The Spanish Plume is a weather pattern in which a plume of warm air moves from the Iberian plateau or the Sahara to northwest Europe giving rise to severe thunderstorms. This meteorological pattern can lead to extreme high temperatures and intense rainfall during the summer months, with potential for flash flooding, damaging hail storms, and tornado formation. Some of these intense thunderstorms are formed from thermal lows. Thermal lows are also known as heat lows. Thermal lows can be semipermanent features around some parts of Europe, particularly in the summer season. These thermal lows can be developed or created around Spain, Portugal, France etc., during the summer season because of the intense heat. Thermal low pressure can be located around the world, particularly in the summer or in tropical regions.
Notable occurrences
1788, 13 July, a hailstorm sweeps across France and the Dutch Republic with hailstones 'as big as quart bottles' that take 'three days to melt'; immense damage is done.
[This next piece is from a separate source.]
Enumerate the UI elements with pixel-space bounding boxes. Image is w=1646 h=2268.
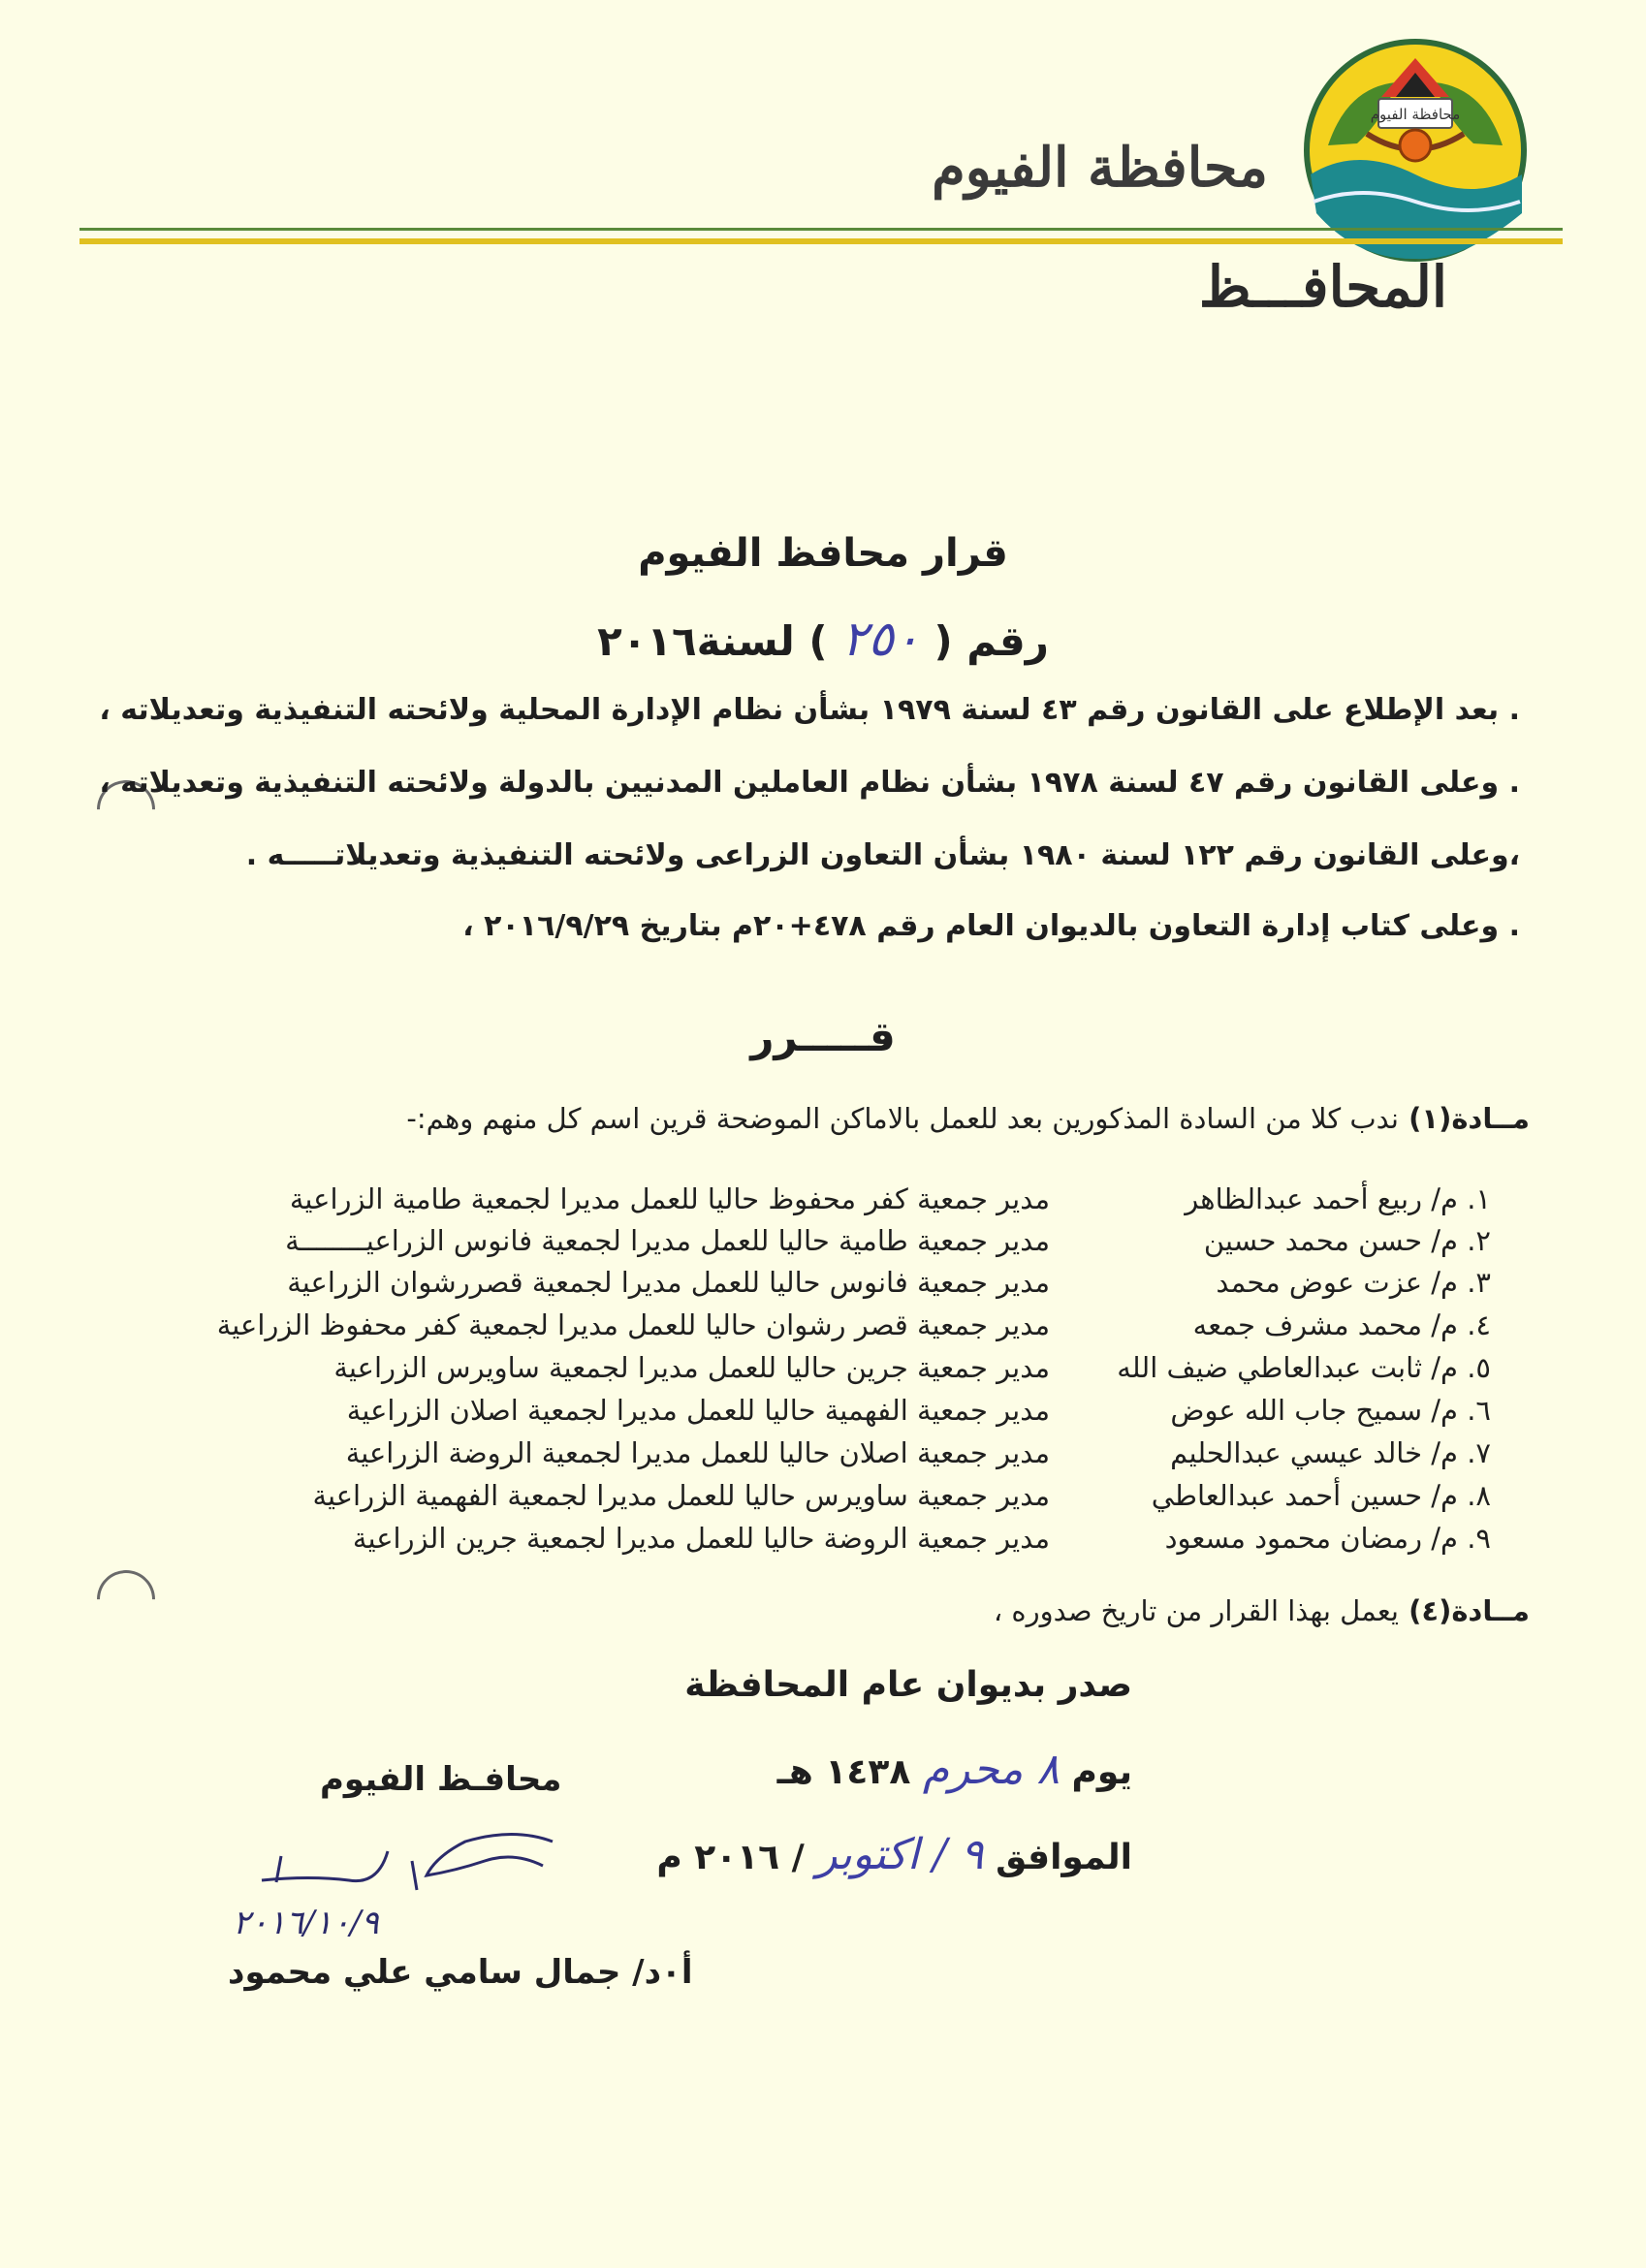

1955, 18 July a Spanish Plume brought a record amount of rain on one day to Martinstown Dorset, with slow-moving thunderstorms bringing 279mm of rainfall. A record which stood for over 50 years until the 2009 Cumbria floods.
1958, 5 September Horsham storm, heaviest hailstone recorded in the UK.
1959, 9 July Wokingham storm. the first in the world to be identified as a supercell.
1961, 12 August synoptic set-up of a Spanish Plume, however dry ground conditions in France led to little evaporation which led to lack of moisture in the air to fuel cloud and storm formation.
2013, 26–27 July A Mesoscale convective system developed in France and moved across the Netherlands and northern Germany, a gust of 102 mph was recorded at Pauillac, France from the storm. Smaller scale thunderstorms developed in the UK.
2014, 17–21 July severe storms left at least two fatalities in France, with power cut to thousands of homes and localised flooding occurring in France and the United Kingdom.
2015, 30 June–4 July A plume brought high temperatures from Spain across France and the UK. In France some July temperature records were set, and in the UK some all time maxima were set in some locations. Severe thunderstorms also moved northwards across the UK on 1 July and again overnight 3–4 July.
A similar pattern, though on a larger scale, is the Mexican plume in the south west USA, where hot dry air from the Mexican highlands acts as a cap to convection until lifted over Texas, Arkansas and Oklahoma.
Eastern Baltic
In Finland and the Baltic states meteorologists have observed a situation conducive to severe summer storm development which occurs when a warm moist air mass flows into the region from the south or south east under the influence of an upper-level trough. These conditions have some similarities to the Spanish plume. The synoptic conditions see a low over southern Norway, bringing warm south and southwesterly flows of air up from the inner continental areas of Russia and Belarus.